'Write letters to your kids': Cancer mum’s grim outlook
A mother of young twin daughters is warning others to constantly check for change in their skin after battling a stage four melanoma which eventually spread to her brain.
Deborah Butler of Golden Beach was not quite 51 when she received her diagnosis after having a "scaly" mole removed.
"I was always told it was fine there was nothing that I need to get done about it," Ms Butler said.
At that stage the chance of her cancer spreading was less than 2 per cent, but the melanoma eventually advanced to the stage where she was given just an 11 per cent chance of survival.
In August last year the investment analyst had persistent back ache that was keeping her awake at night and CT scans detected melanoma in one rib and both lungs.
By February this year the cancer had spread to Ms Butler's brain.
"It's quite shocking to find out you've got cancer in the brain, I found it really confronting, really frightening," she said.
Ms Butler put complete faith in her Sunshine Coast University Hospital oncologist Dr Peter Manders.
"I had to trust the science, be calm and not be stressed," she said.
Ms Butler immediately ceased driving, and in Brisbane's Prince Alfred Hospital in April underwent gamma knife radio surgery using precision beam radiation to attack six of the tumours in her brain.
"If I had waited another month I'd be dead now," Ms Butler said.
At the start of her fight her twin daughters Hannah and Gemma were just six.
The loving support of partner Adrian Crennin helped her and her daughters cope with the distress of her medical situation.
"The children were upset by it and life was changed, they had to give up ballet because I couldn't drive them anywhere," Ms Butler said.
After surgery she went on immunotherapy which has impacted her thyroid and adrenal glands and given her rheumatoid arthritis.
"Because my brain had so much radiation it reacted pretty poorly, but we continued with the therapy," Ms Butler said.
"I lost a lot of my cognitive ability, I was told to write letters to my children to make memories, I couldn't read, I couldn't complete a sentence."
Just when her illness seemed at a point of no return, her swelling started to ease.

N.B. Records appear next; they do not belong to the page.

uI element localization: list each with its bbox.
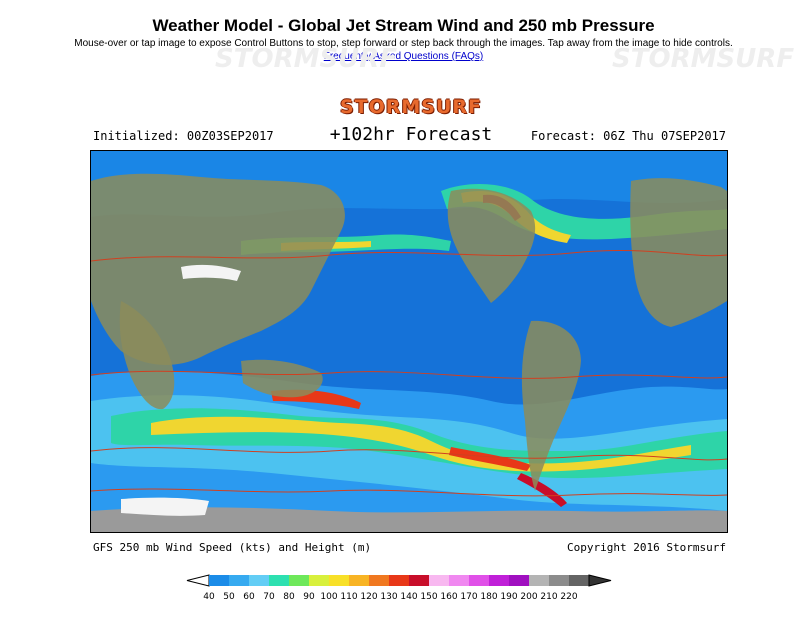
legend-label: 210 — [540, 592, 557, 602]
legend-swatch — [429, 575, 449, 586]
legend-label: 110 — [340, 592, 357, 602]
legend-label: 80 — [283, 592, 295, 602]
legend-swatch — [489, 575, 509, 586]
legend-label: 200 — [520, 592, 537, 602]
legend-arrow-high — [588, 574, 612, 587]
stormsurf-logo: STORMSURF — [339, 96, 483, 118]
legend-label: 130 — [380, 592, 397, 602]
forecast-valid-time: Forecast: 06Z Thu 07SEP2017 — [530, 129, 726, 143]
europe-africa-east-land — [630, 178, 727, 327]
legend-label: 60 — [243, 592, 255, 602]
legend-label: 100 — [320, 592, 337, 602]
legend-label: 90 — [303, 592, 315, 602]
africa-land — [119, 301, 175, 410]
sh-jet-core-3 — [517, 473, 567, 507]
legend-swatch — [529, 575, 549, 586]
legend-swatch — [389, 575, 409, 586]
antarctica-land — [91, 507, 727, 532]
legend-label: 140 — [400, 592, 417, 602]
legend-swatch — [329, 575, 349, 586]
legend-swatch — [509, 575, 529, 586]
asia-high-wind — [181, 264, 241, 281]
legend-swatch — [349, 575, 369, 586]
faq-link-container: Frequently Asked Questions (FAQs) — [0, 51, 807, 62]
legend-label: 160 — [440, 592, 457, 602]
watermark-right: STORMSURF — [612, 44, 795, 74]
copyright-text: Copyright 2016 Stormsurf — [567, 541, 726, 554]
antarctic-high-wind — [121, 497, 209, 516]
legend-swatch — [449, 575, 469, 586]
legend-swatch — [249, 575, 269, 586]
legend-swatch — [269, 575, 289, 586]
height-contour-4 — [91, 488, 727, 497]
legend-label: 120 — [360, 592, 377, 602]
sh-jet-core-2 — [449, 447, 531, 471]
legend-swatch — [289, 575, 309, 586]
legend-swatch — [409, 575, 429, 586]
faq-link[interactable]: Frequently Asked Questions (FAQs) — [323, 51, 484, 62]
legend-swatch — [369, 575, 389, 586]
legend-swatch — [549, 575, 569, 586]
legend-label: 180 — [480, 592, 497, 602]
legend-label: 150 — [420, 592, 437, 602]
legend-label: 50 — [223, 592, 235, 602]
instructions-text: Mouse-over or tap image to expose Contro… — [74, 38, 733, 49]
legend-swatch — [209, 575, 229, 586]
legend-label: 40 — [203, 592, 215, 602]
legend-arrow-low — [186, 574, 210, 587]
map-canvas — [91, 151, 727, 532]
legend-swatch — [469, 575, 489, 586]
legend-swatch — [569, 575, 589, 586]
sh-jet-yellow — [151, 416, 691, 472]
height-contour-2 — [91, 370, 727, 379]
legend-swatch — [229, 575, 249, 586]
south-america-land — [521, 320, 581, 491]
legend-label: 70 — [263, 592, 275, 602]
legend-colorbar: 40 50 60 70 80 90 100 110 120 130 140 150 160 170 180 1… — [186, 574, 612, 602]
page-title: Weather Model - Global Jet Stream Wind a… — [152, 16, 655, 35]
legend-label: 190 — [500, 592, 517, 602]
jet-stream-map[interactable] — [90, 150, 728, 533]
australia-land — [241, 359, 323, 398]
height-contour-1 — [91, 249, 727, 262]
legend-label: 220 — [560, 592, 577, 602]
initialized-label: Initialized: 00Z03SEP2017 — [93, 129, 274, 143]
legend-label: 170 — [460, 592, 477, 602]
north-america-land — [447, 188, 536, 303]
forecast-hour: +102hr Forecast — [329, 124, 493, 145]
watermark-left: STORMSURF — [215, 44, 398, 74]
wind-speed-legend: 40 50 60 70 80 90 100 110 120 130 140 150 160 170 180 1… — [185, 574, 635, 604]
legend-swatch — [309, 575, 329, 586]
map-caption: GFS 250 mb Wind Speed (kts) and Height (… — [93, 541, 372, 554]
height-contour-3 — [91, 447, 727, 461]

It's been six months since cancer was found in her body and in October Ms Butler was allowed to drive again.
Last Monday she returned to work two days a week.
"It's such an important part of your recovery to feel you're back to normal, that you're in control.

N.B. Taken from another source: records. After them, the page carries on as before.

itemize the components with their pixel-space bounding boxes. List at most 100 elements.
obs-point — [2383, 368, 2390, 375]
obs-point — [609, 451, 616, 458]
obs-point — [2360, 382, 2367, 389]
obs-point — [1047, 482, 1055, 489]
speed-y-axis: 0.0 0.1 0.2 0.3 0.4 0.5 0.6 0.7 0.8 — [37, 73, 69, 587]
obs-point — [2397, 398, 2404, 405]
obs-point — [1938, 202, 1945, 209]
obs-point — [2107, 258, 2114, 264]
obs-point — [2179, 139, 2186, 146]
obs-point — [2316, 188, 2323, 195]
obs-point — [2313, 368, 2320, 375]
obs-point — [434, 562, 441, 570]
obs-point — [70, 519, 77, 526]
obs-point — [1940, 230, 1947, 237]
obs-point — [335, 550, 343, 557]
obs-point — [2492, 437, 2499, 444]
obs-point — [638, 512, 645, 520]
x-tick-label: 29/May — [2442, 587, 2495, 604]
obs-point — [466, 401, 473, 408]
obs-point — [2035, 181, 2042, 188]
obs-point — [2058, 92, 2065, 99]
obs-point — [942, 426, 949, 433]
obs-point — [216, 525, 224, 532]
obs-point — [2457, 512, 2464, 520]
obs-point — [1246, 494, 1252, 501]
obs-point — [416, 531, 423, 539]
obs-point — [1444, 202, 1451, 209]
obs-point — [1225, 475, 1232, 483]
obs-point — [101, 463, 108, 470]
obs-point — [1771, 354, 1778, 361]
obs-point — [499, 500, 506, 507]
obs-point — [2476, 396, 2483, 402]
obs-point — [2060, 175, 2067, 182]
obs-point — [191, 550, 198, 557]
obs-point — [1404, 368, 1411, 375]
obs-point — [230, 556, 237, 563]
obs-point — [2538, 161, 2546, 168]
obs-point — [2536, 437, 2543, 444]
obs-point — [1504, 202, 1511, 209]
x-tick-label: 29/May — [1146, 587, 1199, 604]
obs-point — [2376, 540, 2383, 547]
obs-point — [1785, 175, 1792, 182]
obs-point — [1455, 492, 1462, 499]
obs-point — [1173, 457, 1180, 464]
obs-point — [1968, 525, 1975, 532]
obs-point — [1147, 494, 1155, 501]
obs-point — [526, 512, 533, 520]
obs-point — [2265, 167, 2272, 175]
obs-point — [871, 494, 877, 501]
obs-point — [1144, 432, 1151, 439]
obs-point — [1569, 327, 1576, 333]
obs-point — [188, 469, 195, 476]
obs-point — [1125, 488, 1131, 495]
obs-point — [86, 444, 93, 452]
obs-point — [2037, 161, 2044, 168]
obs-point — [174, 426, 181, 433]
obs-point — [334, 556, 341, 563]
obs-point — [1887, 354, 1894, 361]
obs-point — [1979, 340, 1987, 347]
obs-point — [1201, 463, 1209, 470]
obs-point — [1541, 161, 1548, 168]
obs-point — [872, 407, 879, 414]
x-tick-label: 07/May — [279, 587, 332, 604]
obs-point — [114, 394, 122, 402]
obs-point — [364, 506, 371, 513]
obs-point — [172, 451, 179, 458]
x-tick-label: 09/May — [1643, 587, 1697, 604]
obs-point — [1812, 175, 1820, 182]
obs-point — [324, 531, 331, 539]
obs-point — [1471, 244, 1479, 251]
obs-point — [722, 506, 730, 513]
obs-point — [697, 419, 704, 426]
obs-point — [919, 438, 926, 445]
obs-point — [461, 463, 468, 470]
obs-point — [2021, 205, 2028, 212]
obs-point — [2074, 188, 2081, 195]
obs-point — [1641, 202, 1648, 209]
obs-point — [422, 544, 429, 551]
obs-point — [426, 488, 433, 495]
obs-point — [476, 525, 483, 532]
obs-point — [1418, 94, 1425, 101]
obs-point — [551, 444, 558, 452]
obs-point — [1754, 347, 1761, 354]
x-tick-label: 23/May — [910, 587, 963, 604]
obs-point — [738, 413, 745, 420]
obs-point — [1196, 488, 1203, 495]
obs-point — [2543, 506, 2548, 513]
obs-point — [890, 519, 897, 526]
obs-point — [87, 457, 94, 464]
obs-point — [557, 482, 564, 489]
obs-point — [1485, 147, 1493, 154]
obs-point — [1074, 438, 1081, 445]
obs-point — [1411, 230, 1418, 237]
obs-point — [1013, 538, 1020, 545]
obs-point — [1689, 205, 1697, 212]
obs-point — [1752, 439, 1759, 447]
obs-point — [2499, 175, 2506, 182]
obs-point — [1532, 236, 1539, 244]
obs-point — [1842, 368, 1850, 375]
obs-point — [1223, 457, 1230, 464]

"I still have 18 months of treatment and I still might break more bits," she said.
Dr Manders believes the chance of a relapse is about 5 per cent.
"The support from Melanoma Patients Association, to my daughters' school and the community has been amazing," Ms Butler said.
"You're much better after you've meditated and had a walk, than if you've sat at home on Google looking up life expectancy," she said.